Combien de jours un employé peut-il prendre de congé?

L'employé aurait le droit de prendre jusqu'à 17 semaines de congé non payé par année civile sans craindre de perdre son emploi.

  • Les dix jours peuvent être pris un jour entier à la fois (ou jour partiel) (p.ex., pour se rendre à un rendez-vous médical). Si l'employé prend moins d'une journée de congé, l'employeur peut considérer qu'il a pris un jour de congé complet ce jour-là.
  • L'employé peut aussi prendre jusqu'à 15 semaines entières ou partielles pour des motifs qui exigent un congé plus long (p.ex., un déménagement). Les 15 semaines n'ont pas à être prises de façon continue. Si l'employé prend moins d'une semaine de congé, l'employeur peut considérer qu'il a pris une semaine de congé complète. 

L'employé devrait informer l'employeur qu'il va prendre le congé ou l'en informer le plus tôt possible.
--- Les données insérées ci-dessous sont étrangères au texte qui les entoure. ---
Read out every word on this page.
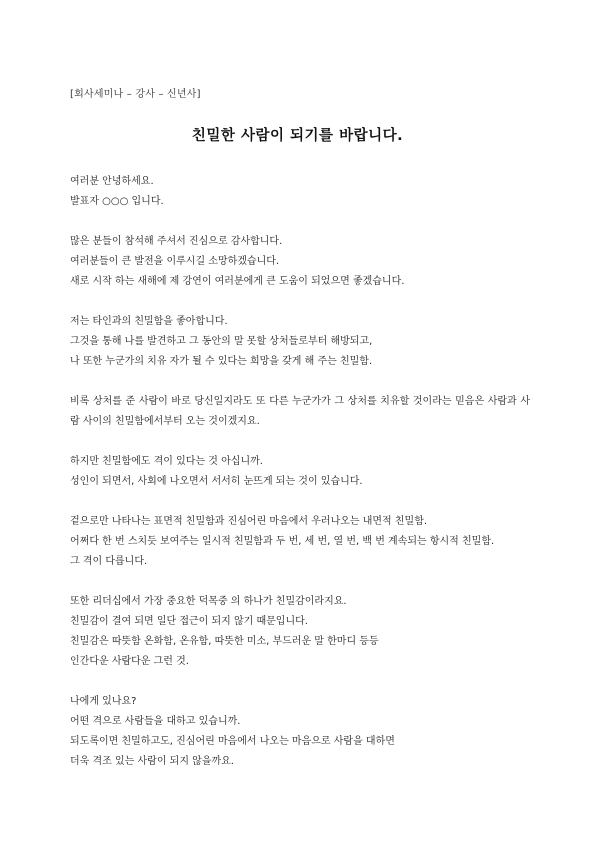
[회사세미나 – 강사 – 신년사]
친밀한 사람이 되기를 바랍니다.

여러분 안녕하세요.
발표자 ○○○ 입니다.

많은 분들이 참석해 주셔서 진심으로 감사합니다.
여러분들이 큰 발전을 이루시길 소망하겠습니다.
새로 시작 하는 새해에 제 강연이 여러분에게 큰 도움이 되었으면 좋겠습니다.

저는 타인과의 친밀함을 좋아합니다.
그것을 통해 나를 발견하고 그 동안의 말 못할 상처들로부터 해방되고,
나 또한 누군가의 치유 자가 될 수 있다는 희망을 갖게 해 주는 친밀함.

비록 상처를 준 사람이 바로 당신일지라도 또 다른 누군가가 그 상처를 치유할 것이라는 믿음은 사람과 사람 사이의 친밀함에서부터 오는 것이겠지요.

하지만 친밀함에도 격이 있다는 것 아십니까.
성인이 되면서, 사회에 나오면서 서서히 눈뜨게 되는 것이 있습니다.

겉으로만 나타나는 표면적 친밀함과 진심어린 마음에서 우러나오는 내면적 친밀함.
어쩌다 한 번 스치듯 보여주는 일시적 친밀함과 두 번, 세 번, 열 번, 백 번 계속되는 항시적 친밀함.
그 격이 다릅니다.

또한 리더십에서 가장 중요한 덕목중 의 하나가 친밀감이라지요.
친밀감이 결여 되면 일단 접근이 되지 않기 때문입니다.
친밀감은 따뜻함 온화함, 온유함, 따뜻한 미소, 부드러운 말 한마디 등등
인간다운 사람다운 그런 것.

나에게 있나요?
어떤 격으로 사람들을 대하고 있습니까.
되도록이면 친밀하고도, 진심어린 마음에서 나오는 마음으로 사람을 대하면
더욱 격조 있는 사람이 되지 않을까요.
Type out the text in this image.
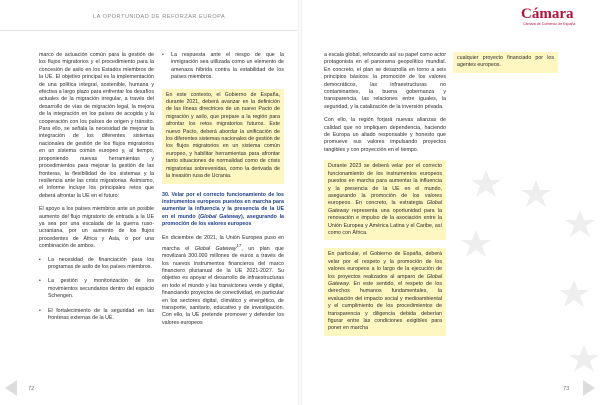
LA OPORTUNIDAD DE REFORZAR EUROPA	Cámara
Cámara de Comercio de España

marco de actuación común para la gestión de los flujos migratorios y el procedimiento para la concesión de asilo en los Estados miembros de la UE. El objetivo principal es la implementación de una política integral, sostenible, humana y efectiva a largo plazo para enfrentar los desafíos actuales de la migración irregular, a través del desarrollo de vías de migración legal, la mejora de la integración en los países de acogida y la cooperación con los países de origen y tránsito. Para ello, se señala la necesidad de mejorar la integración de los diferentes sistemas nacionales de gestión de los flujos migratorios en un sistema común europeo y, al tiempo, proponiendo nuevas herramientas y procedimientos para mejorar la gestión de las fronteras, la flexibilidad de los sistemas y la resiliencia ante las crisis migratorias. Asimismo, el informe incluye los principales retos que deberá afrontar la UE en el futuro:

El apoyo a los países miembros ante un posible aumento del flujo migratorio de entrada a la UE ya sea por una escalada de la guerra ruso-ucraniana, por un aumento de los flujos procedentes de África y Asia, o por una combinación de ambos.

•	La necesidad de financiación para los programas de asilo de los países miembros.
•	La gestión y monitorización de los movimientos secundarios dentro del espacio Schengen.
•	El fortalecimiento de la seguridad en las fronteras externas de la UE.
•	La respuesta ante el riesgo de que la inmigración sea utilizada como un elemento de amenaza híbrida contra la estabilidad de los países miembros.
En este contexto, el Gobierno de España, durante 2021, deberá avanzar en la definición de las líneas directrices de un nuevo Pacto de migración y asilo, que prepare a la región para afrontar los retos migratorios futuros. Este nuevo Pacto, deberá abordar la unificación de los diferentes sistemas nacionales de gestión de los flujos migratorios en un sistema común europeo, y habilitar herramientas para afrontar tanto situaciones de normalidad como de crisis migratorias sobrevenidas, como la derivada de la invasión rusa de Ucrania.

30. Velar por el correcto funcionamiento de los instrumentos europeos puestos en marcha para aumentar la influencia y la presencia de la UE en el mundo (Global Gateway), asegurando la promoción de los valores europeos

En diciembre de 2021, la Unión Europea puso en marcha el Global Gateway$^{17}$, un plan que movilizará 300.000 millones de euros a través de los nuevos instrumentos financieros del marco financiero plurianual de la UE 2021-2027. Su objetivo es apoyar el desarrollo de infraestructuras en todo el mundo y las transiciones verde y digital, financiando proyectos de conectividad, en particular en los sectores digital, climático y energético, de transporte, sanitario, educativo y de investigación. Con ello, la UE pretende promover y defender los valores europeos

a escala global, reforzando así su papel como actor protagonista en el panorama geopolítico mundial. En concreto, el plan se desarrolla en torno a seis principios básicos: la promoción de los valores democráticos, las infraestructuras no contaminantes, la buena gobernanza y transparencia, las relaciones entre iguales, la seguridad, y la catalización de la inversión privada.

Con ello, la región forjará nuevas alianzas de calidad que no impliquen dependencia, haciendo de Europa un aliado responsable y honesto que promueve sus valores impulsando proyectos tangibles y con proyección en el tiempo.

Durante 2023 se deberá velar por el correcto funcionamiento de los instrumentos europeos puestos en marcha para aumentar la influencia y la presencia de la UE en el mundo, asegurando la promoción de los valores europeos. En concreto, la estrategia Global Gateway representa una oportunidad para la renovación e impulso de la asociación entre la Unión Europea y América Latina y el Caribe, así como con África.
En particular, el Gobierno de España, deberá velar por el respeto y la promoción de los valores europeos a lo largo de la ejecución de los proyectos realizados al amparo de Global Gateway. En este sentido, el respeto de los derechos humanos fundamentales, la evaluación del impacto social y medioambiental y el cumplimiento de los procedimientos de transparencia y diligencia debida deberían figurar entre las condiciones exigibles para poner en marcha
cualquier proyecto financiado por los agentes europeos.
72	73
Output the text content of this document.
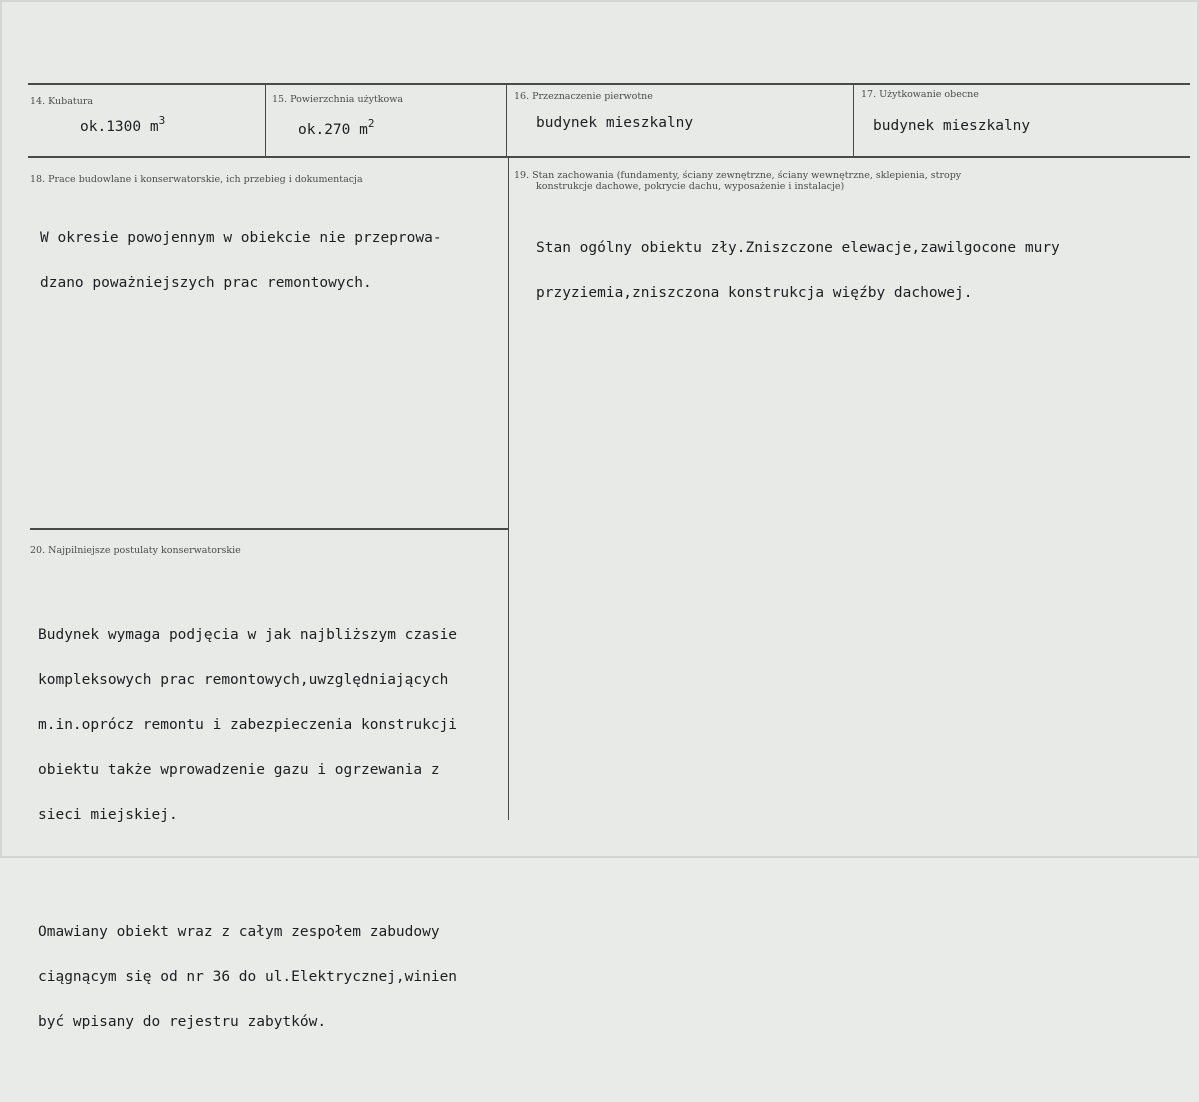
14. Kubatura
ok.1300 $m^3$
15. Powierzchnia użytkowa
ok.270 $m^2$
16. Przeznaczenie pierwotne
budynek mieszkalny
17. Użytkowanie obecne
budynek mieszkalny
18. Prace budowlane i konserwatorskie, ich przebieg i dokumentacja

W okresie powojennym w obiekcie nie przeprowa-

dzano poważniejszych prac remontowych.

19. Stan zachowania (fundamenty, ściany zewnętrzne, ściany wewnętrzne, sklepienia, stropy
konstrukcje dachowe, pokrycie dachu, wyposażenie i instalacje)

Stan ogólny obiektu zły.Zniszczone elewacje,zawilgocone mury

przyziemia,zniszczona konstrukcja więźby dachowej.

20. Najpilniejsze postulaty konserwatorskie

Budynek wymaga podjęcia w jak najbliższym czasie

kompleksowych prac remontowych,uwzględniających

m.in.oprócz remontu i zabezpieczenia konstrukcji

obiektu także wprowadzenie gazu i ogrzewania z

sieci miejskiej.

Omawiany obiekt wraz z całym zespołem zabudowy

ciągnącym się od nr 36 do ul.Elektrycznej,winien

być wpisany do rejestru zabytków.
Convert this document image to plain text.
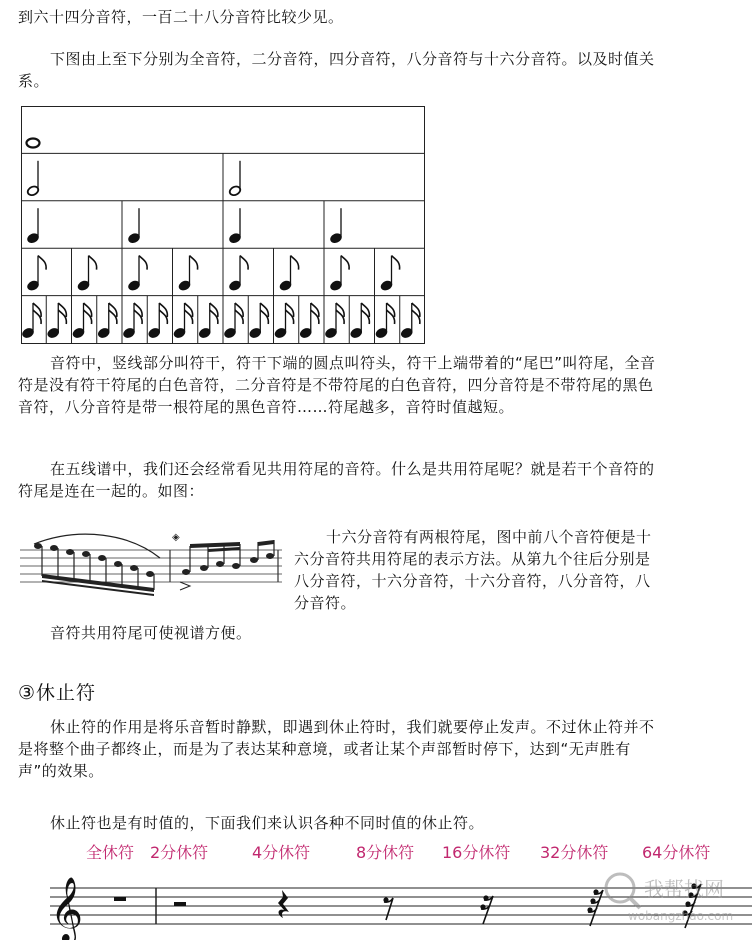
到六十四分音符，一百二十八分音符比较少见。

下图由上至下分别为全音符，二分音符，四分音符，八分音符与十六分音符。以及时值关系。

音符中，竖线部分叫符干，符干下端的圆点叫符头，符干上端带着的“尾巴”叫符尾，全音符是没有符干符尾的白色音符，二分音符是不带符尾的白色音符，四分音符是不带符尾的黑色音符，八分音符是带一根符尾的黑色音符……符尾越多，音符时值越短。

在五线谱中，我们还会经常看见共用符尾的音符。什么是共用符尾呢？就是若干个音符的符尾是连在一起的。如图：

◈	十六分音符有两根符尾，图中前八个音符便是十六分音符共用符尾的表示方法。从第九个往后分别是八分音符，十六分音符，十六分音符，八分音符，八分音符。

音符共用符尾可使视谱方便。

③休止符

休止符的作用是将乐音暂时静默，即遇到休止符时，我们就要停止发声。不过休止符并不是将整个曲子都终止，而是为了表达某种意境，或者让某个声部暂时停下，达到“无声胜有声”的效果。

休止符也是有时值的，下面我们来认识各种不同时值的休止符。

全休符 2分休符	4分休符	8分休符 16分休符 32分休符 64分休符
𝄞	我帮找网
wobangzhao.com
L'employeur pourrait exiger de l'employé qu'il lui fournisse une preuve raisonnable dans les circonstances du fait qu'il a droit au congé.

Le congé en cas de violence familiale ou sexuelle viendrait s'ajouter aux autres congés prévus par la LNE : congé familial pour raison médicale, congé familial pour les aidants naturels, congé pour soins à un enfant gravement malade, congé en cas de décès d'un enfant, congé en cas de décès ou de disparition d'un enfant dans des circonstances criminelles et congé d'urgence personnelle.

Autres initiatives pour éliminer la violence fondée sur le sexe

La Loi de 2017 pour l'équité en milieu de travail et de meilleurs emplois proposée donne suite aux mesures prises par l'Ontario pour mettre fin à la violence fondée sur le sexe, notamment :

  • Publication du plan d'action Ce n'est jamais acceptable et adoption de la Loi de 2016 sur le Plan d'action contre la violence et le harcèlement sexuels afin d'améliorer les soutiens pour les survivants qui signalent les mauvais traitements dont ils ont été victimes, de renforcer la sécurité des lieux de travail et des campus, et de répondre plus attentivement aux plaintes de violence sexuelle dans ces endroits.
  • Investissement de plus de 1,1 million de dollars par an au cours des trois prochaines années dans des centres de traitement en cas d'agression sexuelle ou de violence familiale en milieu hospitalier pour améliorer les services de counseling spécialisés et les services de sensibilisation communautaire offerts aux survivantes d'agression sexuelle et de violence familiale.
  • Investissement de 1,75 million de dollars de plus par an dans des fonds destinés aux 42 centres d'aide aux victimes d'agression sexuelle de la province afin de leur permettre d'améliorer les services offerts aux survivantes d'actes de violence sexuelle.
  • Lancement du Programme pilote de prestation d'avis juridiques indépendants aux survivantes et survivants d'agression sexuelle qui accorde à des survivants d'agression sexuelle jusqu'à quatre heures d'avis juridiques gratuits, quelle que soit la période qui s'est écoulée depuis l'incident.
  • Élaboration, en collaboration avec des partenaires autochtones, de Pas à pas ensemble : La stratégie de l'Ontario contre la violence envers les femmes autochtones, stratégie dotée d'un budget de 100 millions de dollars qui énonce des mesures de prévention de la violence envers les femmes autochtones et de réduction de ses répercussions sur les jeunes, les familles et les communautés.
  • Consultation auprès d'organismes et de personnes ayant vécu la violence familiale en vue de l'élaboration d'un plan d'action contre la violence familiale.
  • Formation de plus de 50 000 travailleurs de première ligne pour qu'ils reconnaissent les signes de violence familiale contre les femmes et fournissent un soutien efficace aux survivantes.